Repertório da cantora maranhense imprime levadas criativas às canções que se destacam em novas versões de nomes consagrados como Sivuca, Gilberto Gil, Vinicius de Moraes, entre outros.

Reconhecida nacionalmente pelo projeto Tecnomacumba, Rita Benneditto retoma o lado cool de sua carreira com o show Suburbano Coração – Rita Benneditto convida Jaime Alem, que acontece nos dias 26 (sábado às 21h) e 27 (domingo às 18h) de maio no teatro do Sesc Vila Mariana, em São Paulo.
Comemorando em 2018 os 15 anos do projeto Tecnomacumba, em turnê por várias capitais brasileiras, a cantora maranhense Rita Benneditto, que possui como características marcantes, o ritmo e a presença cênica, retoma com o show Suburbano Coração, sua face de intérprete intimista e melódica, com um olhar atento às relações humanas, trazendo à tona o amor, a amizade, a solitude, as ilusões e as desilusões que brotam do inesgotável repertório de sentimentos.
Nesse trabalho, a artista dá continuidade à inquietação criativa e ao desejo de experimentar – sem perder a coerência e a assinatura artísticas que a transformaram em referência de qualidade na cena musical brasileira.
Rita e Jaime se conheceram por volta de 2008, quando produziram o show Três Meninas do Brasil. Conta Rita que já planejava um show intimista, mais acústico.
“Após longa pesquisa, buscamos retratar, por meio de canções, a teia de sentimentos tecidas pelas cordas do coração e pelas vias da cidade e suas periferias”.
A corda é a grande metáfora deste show. A artista se refere tanto às cordas vocais, às cordas do violão e da viola, quanto às cordas do coração. Aquelas pelas quais, em sentido figurado, passam os sentimentos expressos nas músicas do repertório – músicas compostas originalmente como baladas e canções. “Por isso, optamos por emoldurar as canções apenas com instrumentos de cordas”, explica a cantora.

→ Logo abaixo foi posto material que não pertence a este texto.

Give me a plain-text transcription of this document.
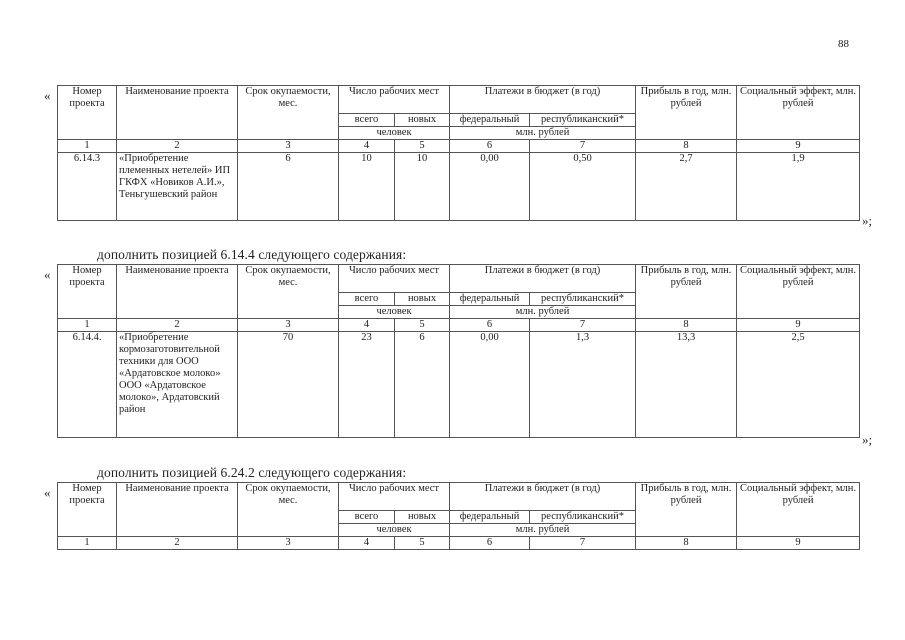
88
« Номер проекта	Наименование проекта	Срок окупаемости, мес.	Число рабочих мест		Платежи в бюджет (в год)		Прибыль в год, млн. рублей	Социальный эффект, млн. рублей
			всего	новых	федеральный	республиканский*		
			человек		млн. рублей			
1	2	3	4	5	6	7	8	9
6.14.3	«Приобретение племенных нетелей» ИП ГКФХ «Новиков А.И.», Теньгушевский район	6	10	10	0,00	0,50	2,7	1,9
»;
дополнить позицией 6.14.4 следующего содержания:
« Номер проекта	Наименование проекта	Срок окупаемости, мес.	Число рабочих мест		Платежи в бюджет (в год)		Прибыль в год, млн. рублей	Социальный эффект, млн. рублей
			всего	новых	федеральный	республиканский*		
			человек		млн. рублей			
1	2	3	4	5	6	7	8	9
6.14.4.	«Приобретение кормозаготовительной техники для ООО «Ардатовское молоко» ООО «Ардатовское молоко», Ардатовский район	70	23	6	0,00	1,3	13,3	2,5
»;
дополнить позицией 6.24.2 следующего содержания:
« Номер проекта	Наименование проекта	Срок окупаемости, мес.	Число рабочих мест		Платежи в бюджет (в год)		Прибыль в год, млн. рублей	Социальный эффект, млн. рублей
			всего	новых	федеральный	республиканский*		
			человек		млн. рублей			
1	2	3	4	5	6	7	8	9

No repertório, as canções O Sal da Terra de Beto Guedes; The way we where, sucesso de Barbra Straisend; Foi Deus que fez você, gravada por Amelinha; a nostálgica Hoje, de Taiguara; Meu lugar, de Arlindo Cruz; a contundente Rosa de Hiroshima de Gerson Conrad e Vinicius de Moraes; a poética No tempo dos quintais, de Sivuca também faz parte do abrangente mosaico esculpido por Rita e Jaime.
Além destas músicas, há outras, pinçadas dos repertórios dos discos anteriores de Rita: Impossível acreditar que perdi você, de Marcio Greick e Cobel; Maiúsculo, de Sergio Sampaio; O conforto dos teus braços, de João Linhares; Tem quem queira de Antonio Vieira, entre outras.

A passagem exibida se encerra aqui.